On peut donc se demander comment Biden entendait protéger l'Ukraine de l'invasion russe, puisqu'il n'a accepté aucune négociation avec Poutine qui permettrait d'éviter la poursuite de l'expansion de l'OTAN vers l'est et qu'il a déclaré à plusieurs reprises qu'il ne voulait pas autoriser une intervention militaire américaine en Ukraine. L'Occident s'est borné à déclarer verbalement qu'il n'était pas prévu que l'Ukraine rejoigne l'OTAN dans un avenir proche, mais Biden a refusé de conclure un quelconque accord officiel avec Poutine sur la question. En outre, la confiance de Zelenski lui-même dans le soutien européen et américain est totalement incompréhensible à la lumière des résultats des conflits précédents en Afghanistan, en Géorgie et au Kurdistan (pour n'en citer que quelques-uns), où les Américains se sont retirés et ont toujours abandonné leurs alliés à leur sort.

Mais les États-Unis poursuivent des objectifs bien différents dans le conflit ukrainien. L'invasion russe de l'Ukraine est une excellente occasion pour les États-Unis de rompre les relations entre l'Europe et la Russie et de tuer dans l'œuf toute velléité d'autonomie européenne vis-à-vis de l'OTAN et des États-Unis. Des divisions européennes internes apparaissent au sujet des sanctions contre la Russie.
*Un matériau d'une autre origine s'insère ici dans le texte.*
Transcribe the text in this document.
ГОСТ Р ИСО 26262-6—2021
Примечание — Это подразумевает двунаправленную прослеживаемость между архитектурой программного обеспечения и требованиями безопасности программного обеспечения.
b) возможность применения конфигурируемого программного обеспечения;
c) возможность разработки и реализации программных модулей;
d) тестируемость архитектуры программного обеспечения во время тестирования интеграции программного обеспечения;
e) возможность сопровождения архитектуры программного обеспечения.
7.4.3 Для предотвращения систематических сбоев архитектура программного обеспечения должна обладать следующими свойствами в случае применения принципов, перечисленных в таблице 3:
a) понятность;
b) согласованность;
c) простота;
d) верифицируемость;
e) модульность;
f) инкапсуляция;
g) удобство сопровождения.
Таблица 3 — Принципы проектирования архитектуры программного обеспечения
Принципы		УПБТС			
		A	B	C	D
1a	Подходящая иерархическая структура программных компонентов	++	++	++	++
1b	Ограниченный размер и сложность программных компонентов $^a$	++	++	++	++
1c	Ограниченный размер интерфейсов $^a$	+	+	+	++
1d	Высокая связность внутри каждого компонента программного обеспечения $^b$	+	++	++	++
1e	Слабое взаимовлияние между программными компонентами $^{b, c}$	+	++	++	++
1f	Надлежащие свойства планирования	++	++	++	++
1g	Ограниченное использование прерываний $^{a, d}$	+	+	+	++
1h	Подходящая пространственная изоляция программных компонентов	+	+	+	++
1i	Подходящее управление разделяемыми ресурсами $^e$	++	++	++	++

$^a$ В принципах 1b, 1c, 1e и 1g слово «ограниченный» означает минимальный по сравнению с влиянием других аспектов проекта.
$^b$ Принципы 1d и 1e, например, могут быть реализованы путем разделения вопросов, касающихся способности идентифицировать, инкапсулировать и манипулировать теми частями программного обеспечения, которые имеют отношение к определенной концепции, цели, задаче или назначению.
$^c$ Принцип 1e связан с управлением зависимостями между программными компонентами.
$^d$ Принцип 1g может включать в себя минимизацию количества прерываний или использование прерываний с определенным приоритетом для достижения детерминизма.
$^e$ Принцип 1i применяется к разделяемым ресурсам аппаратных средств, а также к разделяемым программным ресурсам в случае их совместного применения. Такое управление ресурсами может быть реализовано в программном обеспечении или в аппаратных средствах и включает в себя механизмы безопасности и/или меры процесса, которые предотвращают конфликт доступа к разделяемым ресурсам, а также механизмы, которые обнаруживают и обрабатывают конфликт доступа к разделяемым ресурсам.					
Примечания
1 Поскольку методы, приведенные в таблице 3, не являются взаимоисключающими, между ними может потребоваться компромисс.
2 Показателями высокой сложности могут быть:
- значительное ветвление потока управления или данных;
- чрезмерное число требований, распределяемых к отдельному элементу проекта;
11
Une grave crise énergétique pourrait réduire la puissance économique de l'Allemagne et de l'Europe et placer l'Europe dans une position subordonnée dans la zone d'influence atlantique. Cependant, l'UE s'est alignée sur la russophobie américaine. Scholz, en représailles à l'invasion russe, a bloqué le démarrage du gazoduc Nord Stream 2. Biden a été exaucé. En effet, les États-Unis ont l'intention de libérer l'Europe de la dépendance énergétique russe afin de lui imposer la dépendance énergétique américaine.
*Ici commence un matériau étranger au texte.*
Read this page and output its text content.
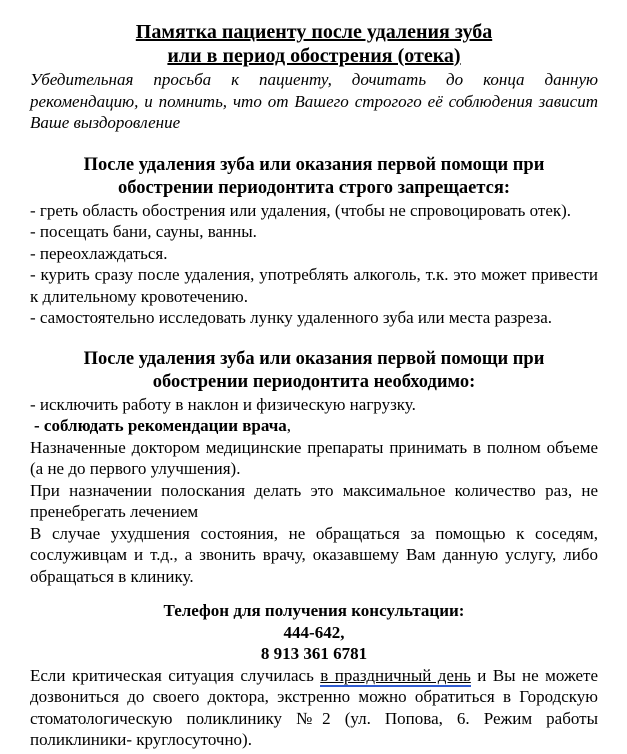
Памятка пациенту после удаления зуба
или в период обострения (отека)

Убедительная просьба к пациенту, дочитать до конца данную рекомендацию, и помнить, что от Вашего строгого её соблюдения зависит Ваше выздоровление

После удаления зуба или оказания первой помощи при обострении периодонтита строго запрещается:

- греть область обострения или удаления, (чтобы не спровоцировать отек).

- посещать бани, сауны, ванны.

- переохлаждаться.

- курить сразу после удаления, употреблять алкоголь, т.к. это может привести к длительному кровотечению.

- самостоятельно исследовать лунку удаленного зуба или места разреза.

После удаления зуба или оказания первой помощи при обострении периодонтита необходимо:

- исключить работу в наклон и физическую нагрузку.

- соблюдать рекомендации врача,

Назначенные доктором медицинские препараты принимать в полном объеме (а не до первого улучшения).

При назначении полоскания делать это максимальное количество раз, не пренебрегать лечением

В случае ухудшения состояния, не обращаться за помощью к соседям, сослуживцам и т.д., а звонить врачу, оказавшему Вам данную услугу, либо обращаться в клинику.

Телефон для получения консультации:
444-642,
8 913 361 6781

Если критическая ситуация случилась в праздничный день и Вы не можете дозвониться до своего доктора, экстренно можно обратиться в Городскую стоматологическую поликлинику №2 (ул. Попова, 6. Режим работы поликлиники- круглосуточно).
L'imposition même de sanctions à la Russie est contestée en Europe. Tant en matière d'approvisionnement énergétique que dans le domaine économique et financier. En excluant la Russie du système des transactions rapides internationales, l'intention est de provoquer l'isolement et l'effondrement économique ultérieur de la Russie. Mais la Russie possède déjà son propre système de paiement et pourrait également utiliser les systèmes alternatifs fournis par la Chine. Dans ce cas, il y aurait une restriction mondiale significative de la zone dollar. Le blocage du système de paiement swift entraînerait également une grave crise du système bancaire et économique européen. Les banques françaises et italiennes sont exposées à la Russie à hauteur de plus de 50 milliards d'euros, l'Italie dépend à 50 % du gaz russe et ses exportations vers la Russie s'élèvent à environ 8 milliards d'euros par an. La mondialisation a conduit à l'interdépendance mondiale des marchés. L'Occident est maintenant la victime du système même qu'il voulait imposer au monde.

Depuis Obama, les États-Unis prévoient de réduire le rôle de l'économie européenne dans le monde. Mais la fin des échanges entre l'Occident et la Russie n'aurait pour effet que de renforcer l'axe russo-chinois (qui se targue déjà d'un volume d'échanges de 140 milliards), en opposition ouverte avec l'Occident. L'Occident, en outre, a supprimé sa propre mémoire historique. Si, pendant la guerre froide, l'URSS et la Chine de Mao avaient été alliées, quel aurait été le sort de l'Occident ?

L'invasion russe de l'Ukraine aurait-elle pu être évitée ? La réponse est affirmative. Les accords de Minsk, qui prévoyaient l'autonomie des régions russophones du Donetsk et de Luhank (Lugansk) et les laissant sous la souveraineté ukrainienne, auraient pu être mis en œuvre. Mais l'Ukraine a refusé. Les rencontres diplomatiques entre les dirigeants russes et occidentaux se sont révélées être un dialogue de sourds, étant donné le refus américain préjudiciable à tout accord avec Poutine (qui fait déjà l'objet de sanctions occidentales depuis 2014) sur l'adhésion de l'Ukraine à l'OTAN. Jusqu'à la veille de l'invasion, Zelenski avait réitéré sa position en faveur de l'adhésion de l'Ukraine à l'UE et à l'OTAN, telle qu'elle est inscrite dans sa constitution.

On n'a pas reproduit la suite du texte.